Looking back on the history of SQ baseball

Kent Philpott and Earl Smith played leading roles

By Marcus Henderson

When you talk about San Quentin baseball history, you cannot leave out 75-year-old coach and sponsor of the old San Quentin Pirates, Kent Philpott, who took over the team in 1997.

Philpott played semi-pro ball in Los Angeles and four years in the military in leagues in Solano County with a team of medics he recruited.

Philpott came into San Quentin in 1969, volunteering in the Protestant Chapel teaching Bible scripture to the men in blue until the George Jackson shoot-out in 1972. After 13 years he found his way back in to work with Chaplain Earl Smith in 1985. Due to prison violence and administration changes, the baseball program suffered and eventually died out.

Ten years later Chaplain Smith resurrected the baseball program in 1995, when he saw inmate James “Jimbo” Gardino in the Catholic Chapel sitting with a catcher’s mitt on his work desk.

“Earl asked him if he knew how to use it,” said Philpott. “The rest is history.”

This would be the third awakening for the SQ Pirates, he added. Chaplain Smith recruited Philpott and Dan Jones to help with the program because of their baseball backgrounds.

Chaplain Smith was able to breathe life back into the program, but two years later he stepped down due to medical reasons.

Philpott and Jones took over the Pirates and continue to build the program.

“Dan and I were together with the team for four years, and then Dan had a medical situation,” said Philpott. “I was doing it alone, but we had great help.”

That great help was inmate players Leonard Neal, Mike Nyg, Jason Gottlieb, and Jimbo.

“It was so many great guys, we had terrific seasons. It was so much fun,” Philpott added.

In 1999, the Pirates became the SQ Giants. He managed the team for three more seasons. Then Chaplain Smith decided he wanted to control the team again.

“I left and reformed the Pirates—with Earl’s support,” Philpott said.

One year later, the Pirates were forced out of existence. Tom Alioto took over the Giants and Philpott started the softball program using the old Pirates uniforms. He coached softball for two years and turned it over to Richard Neuberger, the softball team became the Hardtimers. Philpott went back to coaching the Pirates.

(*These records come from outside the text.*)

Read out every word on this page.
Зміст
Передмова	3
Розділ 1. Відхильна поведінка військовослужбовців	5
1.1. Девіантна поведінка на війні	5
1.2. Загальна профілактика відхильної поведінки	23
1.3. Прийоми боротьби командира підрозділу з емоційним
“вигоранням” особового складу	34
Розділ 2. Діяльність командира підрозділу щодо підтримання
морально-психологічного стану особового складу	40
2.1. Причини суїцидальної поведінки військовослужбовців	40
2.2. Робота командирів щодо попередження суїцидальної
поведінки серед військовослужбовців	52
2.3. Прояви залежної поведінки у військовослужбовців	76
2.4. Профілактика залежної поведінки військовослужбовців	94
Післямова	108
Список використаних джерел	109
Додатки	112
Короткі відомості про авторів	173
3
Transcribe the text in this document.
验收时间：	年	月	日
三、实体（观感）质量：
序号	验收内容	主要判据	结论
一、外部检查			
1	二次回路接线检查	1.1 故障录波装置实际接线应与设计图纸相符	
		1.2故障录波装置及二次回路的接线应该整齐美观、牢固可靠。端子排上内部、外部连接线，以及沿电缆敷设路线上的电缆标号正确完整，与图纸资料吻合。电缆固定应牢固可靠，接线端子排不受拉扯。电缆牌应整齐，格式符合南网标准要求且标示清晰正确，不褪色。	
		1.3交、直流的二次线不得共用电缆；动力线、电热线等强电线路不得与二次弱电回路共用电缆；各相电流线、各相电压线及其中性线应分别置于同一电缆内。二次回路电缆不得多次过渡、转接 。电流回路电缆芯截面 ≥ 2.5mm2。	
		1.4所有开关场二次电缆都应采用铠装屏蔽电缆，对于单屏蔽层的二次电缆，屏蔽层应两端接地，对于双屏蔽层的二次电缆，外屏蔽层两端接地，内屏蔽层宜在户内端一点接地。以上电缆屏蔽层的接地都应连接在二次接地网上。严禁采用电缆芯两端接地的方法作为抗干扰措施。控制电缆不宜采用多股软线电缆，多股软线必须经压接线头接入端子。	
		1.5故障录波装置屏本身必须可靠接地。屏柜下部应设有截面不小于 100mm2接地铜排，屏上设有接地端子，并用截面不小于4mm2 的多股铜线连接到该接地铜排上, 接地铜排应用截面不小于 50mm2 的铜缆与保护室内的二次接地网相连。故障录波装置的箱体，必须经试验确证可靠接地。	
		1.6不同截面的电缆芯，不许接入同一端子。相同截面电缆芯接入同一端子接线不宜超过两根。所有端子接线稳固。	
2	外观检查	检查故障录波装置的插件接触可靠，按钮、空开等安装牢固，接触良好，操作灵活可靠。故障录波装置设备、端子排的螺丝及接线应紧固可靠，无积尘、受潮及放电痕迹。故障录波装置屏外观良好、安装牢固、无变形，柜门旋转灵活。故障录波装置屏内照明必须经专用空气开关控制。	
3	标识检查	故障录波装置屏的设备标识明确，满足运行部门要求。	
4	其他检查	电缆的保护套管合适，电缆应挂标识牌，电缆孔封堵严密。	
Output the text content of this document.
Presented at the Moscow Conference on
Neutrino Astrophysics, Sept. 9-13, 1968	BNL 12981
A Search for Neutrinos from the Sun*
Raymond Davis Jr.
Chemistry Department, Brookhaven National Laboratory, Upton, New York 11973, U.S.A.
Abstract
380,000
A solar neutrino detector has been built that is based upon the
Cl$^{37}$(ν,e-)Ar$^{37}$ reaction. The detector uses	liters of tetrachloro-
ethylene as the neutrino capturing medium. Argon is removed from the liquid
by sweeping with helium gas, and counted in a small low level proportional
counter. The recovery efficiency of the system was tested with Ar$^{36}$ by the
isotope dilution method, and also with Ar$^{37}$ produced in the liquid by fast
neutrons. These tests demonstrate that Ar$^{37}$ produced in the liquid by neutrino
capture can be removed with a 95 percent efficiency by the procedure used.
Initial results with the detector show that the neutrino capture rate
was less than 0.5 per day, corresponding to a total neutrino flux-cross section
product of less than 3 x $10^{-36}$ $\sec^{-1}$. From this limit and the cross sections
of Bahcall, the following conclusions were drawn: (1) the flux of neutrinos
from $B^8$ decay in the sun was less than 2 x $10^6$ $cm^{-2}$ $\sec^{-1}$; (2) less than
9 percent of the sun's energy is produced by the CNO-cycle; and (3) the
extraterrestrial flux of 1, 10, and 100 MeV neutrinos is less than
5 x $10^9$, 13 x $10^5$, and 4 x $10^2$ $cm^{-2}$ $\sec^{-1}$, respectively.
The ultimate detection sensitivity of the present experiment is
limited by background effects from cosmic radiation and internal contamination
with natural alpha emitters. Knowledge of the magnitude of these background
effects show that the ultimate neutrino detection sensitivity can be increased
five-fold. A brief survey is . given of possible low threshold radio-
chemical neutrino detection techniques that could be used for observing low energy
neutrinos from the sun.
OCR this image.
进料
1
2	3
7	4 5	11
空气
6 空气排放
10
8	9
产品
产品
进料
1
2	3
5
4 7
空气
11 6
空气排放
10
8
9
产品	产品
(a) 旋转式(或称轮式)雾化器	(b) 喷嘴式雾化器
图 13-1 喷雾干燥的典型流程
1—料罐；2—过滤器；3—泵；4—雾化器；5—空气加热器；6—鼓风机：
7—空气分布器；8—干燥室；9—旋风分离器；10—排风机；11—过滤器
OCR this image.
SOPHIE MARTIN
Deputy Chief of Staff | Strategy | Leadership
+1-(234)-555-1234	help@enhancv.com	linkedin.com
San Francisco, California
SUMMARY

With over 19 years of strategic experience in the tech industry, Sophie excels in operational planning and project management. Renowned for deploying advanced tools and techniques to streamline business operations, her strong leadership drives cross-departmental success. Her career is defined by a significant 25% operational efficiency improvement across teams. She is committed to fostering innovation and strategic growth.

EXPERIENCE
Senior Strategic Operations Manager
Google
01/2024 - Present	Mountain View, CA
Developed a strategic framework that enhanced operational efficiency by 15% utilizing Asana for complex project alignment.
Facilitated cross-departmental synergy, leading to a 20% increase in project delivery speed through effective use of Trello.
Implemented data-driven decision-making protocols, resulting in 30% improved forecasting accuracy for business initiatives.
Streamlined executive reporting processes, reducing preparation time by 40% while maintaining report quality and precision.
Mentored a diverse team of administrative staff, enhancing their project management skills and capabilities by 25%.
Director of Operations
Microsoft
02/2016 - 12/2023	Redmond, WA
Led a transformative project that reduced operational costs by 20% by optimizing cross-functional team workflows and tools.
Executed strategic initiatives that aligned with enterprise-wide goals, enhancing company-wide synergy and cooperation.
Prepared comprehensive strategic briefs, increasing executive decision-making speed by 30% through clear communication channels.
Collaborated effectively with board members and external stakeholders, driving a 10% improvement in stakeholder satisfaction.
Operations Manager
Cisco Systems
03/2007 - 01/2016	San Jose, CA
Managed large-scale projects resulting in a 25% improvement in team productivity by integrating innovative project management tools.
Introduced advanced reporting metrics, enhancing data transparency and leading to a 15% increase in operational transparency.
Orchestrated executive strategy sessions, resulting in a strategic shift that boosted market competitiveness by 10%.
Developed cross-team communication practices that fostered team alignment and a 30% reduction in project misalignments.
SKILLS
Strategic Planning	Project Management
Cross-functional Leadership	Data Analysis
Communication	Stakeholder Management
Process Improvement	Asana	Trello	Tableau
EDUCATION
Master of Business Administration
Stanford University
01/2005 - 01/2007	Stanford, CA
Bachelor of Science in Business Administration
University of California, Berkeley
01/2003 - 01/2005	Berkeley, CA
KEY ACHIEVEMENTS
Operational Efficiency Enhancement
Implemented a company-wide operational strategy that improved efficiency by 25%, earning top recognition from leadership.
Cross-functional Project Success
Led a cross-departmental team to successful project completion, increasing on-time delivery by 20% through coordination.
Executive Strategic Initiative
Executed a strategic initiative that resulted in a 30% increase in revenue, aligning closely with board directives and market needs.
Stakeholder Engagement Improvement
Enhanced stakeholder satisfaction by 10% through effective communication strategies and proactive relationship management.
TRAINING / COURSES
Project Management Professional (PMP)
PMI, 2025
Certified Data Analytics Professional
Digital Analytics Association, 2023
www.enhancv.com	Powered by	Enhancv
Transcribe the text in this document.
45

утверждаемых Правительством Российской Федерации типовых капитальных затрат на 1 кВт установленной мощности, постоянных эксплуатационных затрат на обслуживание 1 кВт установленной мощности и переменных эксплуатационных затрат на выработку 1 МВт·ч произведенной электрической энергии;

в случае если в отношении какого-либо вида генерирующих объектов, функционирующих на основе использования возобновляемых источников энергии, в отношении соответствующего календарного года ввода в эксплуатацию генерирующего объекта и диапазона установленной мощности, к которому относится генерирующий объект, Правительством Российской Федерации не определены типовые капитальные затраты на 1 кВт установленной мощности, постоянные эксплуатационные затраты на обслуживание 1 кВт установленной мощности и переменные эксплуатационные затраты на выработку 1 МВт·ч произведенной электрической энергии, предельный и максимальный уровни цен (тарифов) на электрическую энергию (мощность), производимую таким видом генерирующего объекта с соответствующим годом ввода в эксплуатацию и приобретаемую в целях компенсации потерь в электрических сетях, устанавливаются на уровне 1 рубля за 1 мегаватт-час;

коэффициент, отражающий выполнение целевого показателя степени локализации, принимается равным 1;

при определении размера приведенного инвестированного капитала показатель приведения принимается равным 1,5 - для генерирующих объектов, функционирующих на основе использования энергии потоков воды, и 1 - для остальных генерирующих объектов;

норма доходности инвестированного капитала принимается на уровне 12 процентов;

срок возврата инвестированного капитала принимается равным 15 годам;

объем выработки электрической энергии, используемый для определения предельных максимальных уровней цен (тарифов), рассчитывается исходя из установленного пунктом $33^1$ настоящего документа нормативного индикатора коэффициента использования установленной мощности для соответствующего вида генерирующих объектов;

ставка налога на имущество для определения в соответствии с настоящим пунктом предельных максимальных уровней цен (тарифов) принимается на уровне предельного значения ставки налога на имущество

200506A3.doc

The baseball program increased in popularity and a second team was started—the A’s.

“I still remember the day my wife Katie and I drove over to the Oakland Coliseum and loaded up my pickup with all kinds of A’s stuff.”

Philpott being on a roll of getting things done started the eight-man flag football team, which his son Vernon took over.

Smith moved on to become the chaplain for San Francisco Giants, the Golden State Warriors, and the San Francisco 49ers. “That was incredible but he did it,” said Philpott.

But in 2007, the baseball season was a disaster, he added.

“It was constant conflict between the personnel of the two teams, miserable really, and it became apparent that a major change was needed. The first important step had been too severe the baseball program from the chapel.”

Philpott said, a meeting was held and it was agreed he would run the program.

He spoke with Alioto to pool the teams’ talent and form one team in order to be a skilled and competitive team and avoid the hostility that existed between the two teams.

“I presented a Giants team of six outfielders, eight infielders, three catchers, and eight pitchers,” he said. “Any other inmates who wanted to play could be directed to the softball program or an intramural baseball program would be created.”

Alioto agreed to the proposal said Philpott, but was telling people the teams were still separated. After the stress, threats from prisoners, and other interesting stuff, Philpott found himself kicked out of the prison.

“I am innocent,” said Philpott. “But my motto is it’s for the love of the game, I got that line from the film staring Kevin Costner but it suits me as well.”

He is beginning his tenth year as baseball coach at a Marin County High School, this year, Novato High.

But SQ baseball still holds a special place for him. Philpott found himself back in SQ in 2016 to witness the final game of the now SQ All-Stars baseball team.

“I have been told not enough guys are coming out for baseball, but if that changes, and a new team is needed, well, I still have the old Pirates uniforms plus the Skull and Cross-Bones flag we used to fly.”